CVM has published in the Federal Register notice of the approval of these Abbreviated New Animal Drug Applications (ANADAs)

  • GB (gentomicin sulfate and betamethasone valerate) Topical Spray (ANADA 200-388), filed by American Pharmaceuticals and Cosmetics, Inc. The ANADA provides for veterinary prescription use of GB Topical Spray in dogs. The product is approved as a generic copy of Schering-Plough Animal Health Corporation’s GENTOCIN Topical Spray, under NADA 132-388. Notice of the ANADA approval was published May 15, 2009.
  • Amprolium 9.6% Oral Solution (ANADA 200-463), filed by IVX Animal Health, Inc. The ANADA provides for the use of generic amprolium concentrate solution to make medicated drinking water for chickens and turkeys for the treatment of coccidiosis.

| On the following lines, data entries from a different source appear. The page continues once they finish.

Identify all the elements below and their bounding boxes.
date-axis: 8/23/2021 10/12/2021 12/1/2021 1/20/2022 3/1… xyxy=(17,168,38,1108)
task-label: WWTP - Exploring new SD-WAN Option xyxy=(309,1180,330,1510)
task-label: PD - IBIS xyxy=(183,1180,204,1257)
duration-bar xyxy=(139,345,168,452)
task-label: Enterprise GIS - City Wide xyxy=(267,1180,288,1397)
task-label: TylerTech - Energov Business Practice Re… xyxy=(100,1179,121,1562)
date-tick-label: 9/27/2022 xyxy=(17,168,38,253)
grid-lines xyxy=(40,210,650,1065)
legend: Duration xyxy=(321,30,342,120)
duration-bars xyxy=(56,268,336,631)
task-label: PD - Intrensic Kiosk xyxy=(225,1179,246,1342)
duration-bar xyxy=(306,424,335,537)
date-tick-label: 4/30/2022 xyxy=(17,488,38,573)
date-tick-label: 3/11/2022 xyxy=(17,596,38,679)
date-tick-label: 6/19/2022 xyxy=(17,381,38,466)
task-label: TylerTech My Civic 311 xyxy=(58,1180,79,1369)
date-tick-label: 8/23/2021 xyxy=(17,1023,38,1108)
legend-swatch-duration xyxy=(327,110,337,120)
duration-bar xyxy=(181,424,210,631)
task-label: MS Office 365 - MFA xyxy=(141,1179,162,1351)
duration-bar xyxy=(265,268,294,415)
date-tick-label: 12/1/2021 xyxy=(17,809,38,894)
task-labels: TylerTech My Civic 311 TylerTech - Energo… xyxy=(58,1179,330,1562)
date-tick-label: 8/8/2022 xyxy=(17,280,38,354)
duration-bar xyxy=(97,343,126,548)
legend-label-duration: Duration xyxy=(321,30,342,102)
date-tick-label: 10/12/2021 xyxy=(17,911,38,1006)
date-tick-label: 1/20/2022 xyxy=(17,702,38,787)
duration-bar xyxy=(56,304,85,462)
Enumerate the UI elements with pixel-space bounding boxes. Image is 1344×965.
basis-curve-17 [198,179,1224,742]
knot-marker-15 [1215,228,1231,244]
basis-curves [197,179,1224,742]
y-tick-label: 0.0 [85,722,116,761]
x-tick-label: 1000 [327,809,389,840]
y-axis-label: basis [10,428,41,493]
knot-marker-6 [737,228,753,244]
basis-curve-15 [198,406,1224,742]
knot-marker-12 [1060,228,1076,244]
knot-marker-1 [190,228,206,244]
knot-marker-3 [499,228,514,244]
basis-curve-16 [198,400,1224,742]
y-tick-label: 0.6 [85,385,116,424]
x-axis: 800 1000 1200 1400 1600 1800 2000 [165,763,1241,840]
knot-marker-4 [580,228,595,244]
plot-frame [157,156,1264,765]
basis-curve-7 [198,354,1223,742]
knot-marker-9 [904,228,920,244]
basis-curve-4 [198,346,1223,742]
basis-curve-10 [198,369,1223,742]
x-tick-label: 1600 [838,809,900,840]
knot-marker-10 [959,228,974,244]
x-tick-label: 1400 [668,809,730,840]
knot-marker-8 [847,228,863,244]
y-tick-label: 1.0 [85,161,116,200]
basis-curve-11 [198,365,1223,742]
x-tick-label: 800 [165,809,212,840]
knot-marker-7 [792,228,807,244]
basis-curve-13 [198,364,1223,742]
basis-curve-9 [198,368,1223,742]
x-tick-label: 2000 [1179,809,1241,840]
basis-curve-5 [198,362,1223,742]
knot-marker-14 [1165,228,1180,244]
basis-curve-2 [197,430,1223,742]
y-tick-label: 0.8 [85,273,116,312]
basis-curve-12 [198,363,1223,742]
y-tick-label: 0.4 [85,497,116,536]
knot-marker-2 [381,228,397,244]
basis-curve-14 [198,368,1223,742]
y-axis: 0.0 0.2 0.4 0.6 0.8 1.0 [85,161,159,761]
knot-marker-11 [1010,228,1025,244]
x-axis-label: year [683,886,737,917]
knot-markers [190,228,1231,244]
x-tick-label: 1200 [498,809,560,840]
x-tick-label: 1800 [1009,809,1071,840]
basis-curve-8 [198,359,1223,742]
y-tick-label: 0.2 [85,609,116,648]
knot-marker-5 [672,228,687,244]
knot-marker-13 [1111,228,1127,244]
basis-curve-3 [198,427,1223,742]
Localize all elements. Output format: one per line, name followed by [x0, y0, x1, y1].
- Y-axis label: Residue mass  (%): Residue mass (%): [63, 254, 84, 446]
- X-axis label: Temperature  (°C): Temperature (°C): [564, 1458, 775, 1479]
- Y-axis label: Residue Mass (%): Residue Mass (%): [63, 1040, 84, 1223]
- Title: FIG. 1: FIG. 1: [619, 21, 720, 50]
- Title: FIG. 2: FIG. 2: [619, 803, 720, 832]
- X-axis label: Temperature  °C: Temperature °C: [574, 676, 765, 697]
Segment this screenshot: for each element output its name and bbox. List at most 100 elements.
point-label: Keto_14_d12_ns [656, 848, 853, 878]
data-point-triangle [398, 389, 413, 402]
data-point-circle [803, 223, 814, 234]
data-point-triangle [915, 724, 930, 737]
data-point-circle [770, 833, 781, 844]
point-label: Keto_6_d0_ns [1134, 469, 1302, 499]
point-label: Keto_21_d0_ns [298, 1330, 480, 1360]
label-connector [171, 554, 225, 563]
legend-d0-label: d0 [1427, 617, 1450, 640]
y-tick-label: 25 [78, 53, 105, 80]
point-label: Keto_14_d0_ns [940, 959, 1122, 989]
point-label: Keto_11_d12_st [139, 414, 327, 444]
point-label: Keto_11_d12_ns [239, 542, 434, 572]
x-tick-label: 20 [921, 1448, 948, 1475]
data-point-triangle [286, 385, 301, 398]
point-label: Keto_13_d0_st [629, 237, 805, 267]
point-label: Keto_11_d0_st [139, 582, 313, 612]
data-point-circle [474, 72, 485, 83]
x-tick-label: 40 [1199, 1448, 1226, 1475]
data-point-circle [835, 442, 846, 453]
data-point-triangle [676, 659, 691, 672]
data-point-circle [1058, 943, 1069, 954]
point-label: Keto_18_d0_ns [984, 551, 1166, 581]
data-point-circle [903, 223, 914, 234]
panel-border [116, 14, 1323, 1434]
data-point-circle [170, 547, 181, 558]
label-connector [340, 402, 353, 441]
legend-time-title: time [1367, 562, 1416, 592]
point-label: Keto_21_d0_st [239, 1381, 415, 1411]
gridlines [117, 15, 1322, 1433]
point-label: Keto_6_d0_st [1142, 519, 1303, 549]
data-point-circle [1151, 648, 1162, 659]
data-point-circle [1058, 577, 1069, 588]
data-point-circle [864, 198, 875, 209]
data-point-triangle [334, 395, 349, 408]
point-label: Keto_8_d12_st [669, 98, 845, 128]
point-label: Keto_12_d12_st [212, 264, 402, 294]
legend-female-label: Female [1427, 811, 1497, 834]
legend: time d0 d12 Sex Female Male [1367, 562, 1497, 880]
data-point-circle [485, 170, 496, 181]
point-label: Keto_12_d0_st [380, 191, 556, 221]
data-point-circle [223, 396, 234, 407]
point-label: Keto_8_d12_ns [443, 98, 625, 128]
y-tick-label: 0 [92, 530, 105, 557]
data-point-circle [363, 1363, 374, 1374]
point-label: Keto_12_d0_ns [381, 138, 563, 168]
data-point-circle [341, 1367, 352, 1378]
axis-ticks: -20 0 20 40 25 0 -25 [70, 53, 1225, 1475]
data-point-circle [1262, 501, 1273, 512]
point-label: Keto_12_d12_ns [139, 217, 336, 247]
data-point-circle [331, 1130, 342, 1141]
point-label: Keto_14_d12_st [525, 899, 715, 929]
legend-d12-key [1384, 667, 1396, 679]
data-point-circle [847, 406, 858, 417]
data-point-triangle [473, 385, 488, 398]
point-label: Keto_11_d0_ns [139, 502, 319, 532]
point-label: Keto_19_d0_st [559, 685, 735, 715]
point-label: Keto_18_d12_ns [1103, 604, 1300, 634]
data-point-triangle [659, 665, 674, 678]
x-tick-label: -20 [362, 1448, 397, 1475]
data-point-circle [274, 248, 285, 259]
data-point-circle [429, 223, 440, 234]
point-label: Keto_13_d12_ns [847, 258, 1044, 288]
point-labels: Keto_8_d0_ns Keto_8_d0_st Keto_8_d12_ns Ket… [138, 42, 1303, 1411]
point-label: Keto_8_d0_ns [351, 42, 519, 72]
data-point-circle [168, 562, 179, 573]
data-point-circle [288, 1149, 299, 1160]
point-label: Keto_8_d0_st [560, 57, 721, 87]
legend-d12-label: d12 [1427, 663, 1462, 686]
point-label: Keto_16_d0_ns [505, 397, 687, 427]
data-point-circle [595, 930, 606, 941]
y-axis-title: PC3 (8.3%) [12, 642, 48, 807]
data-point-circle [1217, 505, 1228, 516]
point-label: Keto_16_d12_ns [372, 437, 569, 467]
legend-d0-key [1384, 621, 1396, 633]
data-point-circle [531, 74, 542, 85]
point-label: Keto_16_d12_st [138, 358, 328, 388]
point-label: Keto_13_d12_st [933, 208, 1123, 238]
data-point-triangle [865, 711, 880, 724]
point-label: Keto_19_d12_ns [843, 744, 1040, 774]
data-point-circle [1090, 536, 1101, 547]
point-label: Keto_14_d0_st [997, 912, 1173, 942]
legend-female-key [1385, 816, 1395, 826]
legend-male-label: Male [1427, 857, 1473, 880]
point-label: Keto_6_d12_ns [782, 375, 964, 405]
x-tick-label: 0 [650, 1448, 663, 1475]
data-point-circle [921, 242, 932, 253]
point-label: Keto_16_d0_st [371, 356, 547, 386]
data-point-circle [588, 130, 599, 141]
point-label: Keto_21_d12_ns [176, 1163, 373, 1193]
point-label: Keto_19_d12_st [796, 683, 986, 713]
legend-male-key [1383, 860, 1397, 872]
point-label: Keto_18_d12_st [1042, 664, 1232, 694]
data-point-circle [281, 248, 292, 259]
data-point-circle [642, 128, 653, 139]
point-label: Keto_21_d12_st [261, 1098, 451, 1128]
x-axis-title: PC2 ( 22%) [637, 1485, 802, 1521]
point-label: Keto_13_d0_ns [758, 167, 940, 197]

The product is a generic copy of Huvepharma, AD’s AMPROVINE 9.6% Solution, approved under NADA 13-149. Notice of the ANADA approval was published March 11, 2009.
  • Ceftiofur Sodium Sterile Powder (ANADA 200-420), filed by Cephazone Pharma, LLC. The ANADA provides for the use of Ceftiofur Sodium Sterile Powder as an injectable solution in dogs, horses, cattle, swine, day-old chickens, turkey poults, sheep, and goats as therapy for various bacterial infections. The product is a generic copy of Pharmacia & Upjohn Co.’s NAXCEL (ceftiofur sodium) Sterile Powder for Injection, approved under NADA 140-338. Notice of the ANADA approval was published July 15, 2009.
  • Nitrofurazone Soluble Dressing (ANADA 200-425), filed by First Priority, Inc. The ANADA provides for use of Nitrofurazone Soluble Dressing in horses for prevention or treatment of superficial bacterial infections of wounds, burns, and cutaneous ulcers. The product is a generic copy of Squire Laboratories, Inc.’s FURA-ZONE (nitrofurazone) ointment, approved under NADA 132-427. Notice of the ANADA approval was published August 3, 2009.
  • Flunixin Injection –S (ANADA 200-476), filed by Norbrook Laboratories, Ltd. The ANADA provides for use of Flunixin Injection –S in swine for various bacterial infections. The product is a generic copy of Schering-Plough Animal Health’s BANAMINE-S (flunixin meglumine) Injectable Solution, approved under NADA 101-479. Notice of the ANADA approval was published July 15, 2009.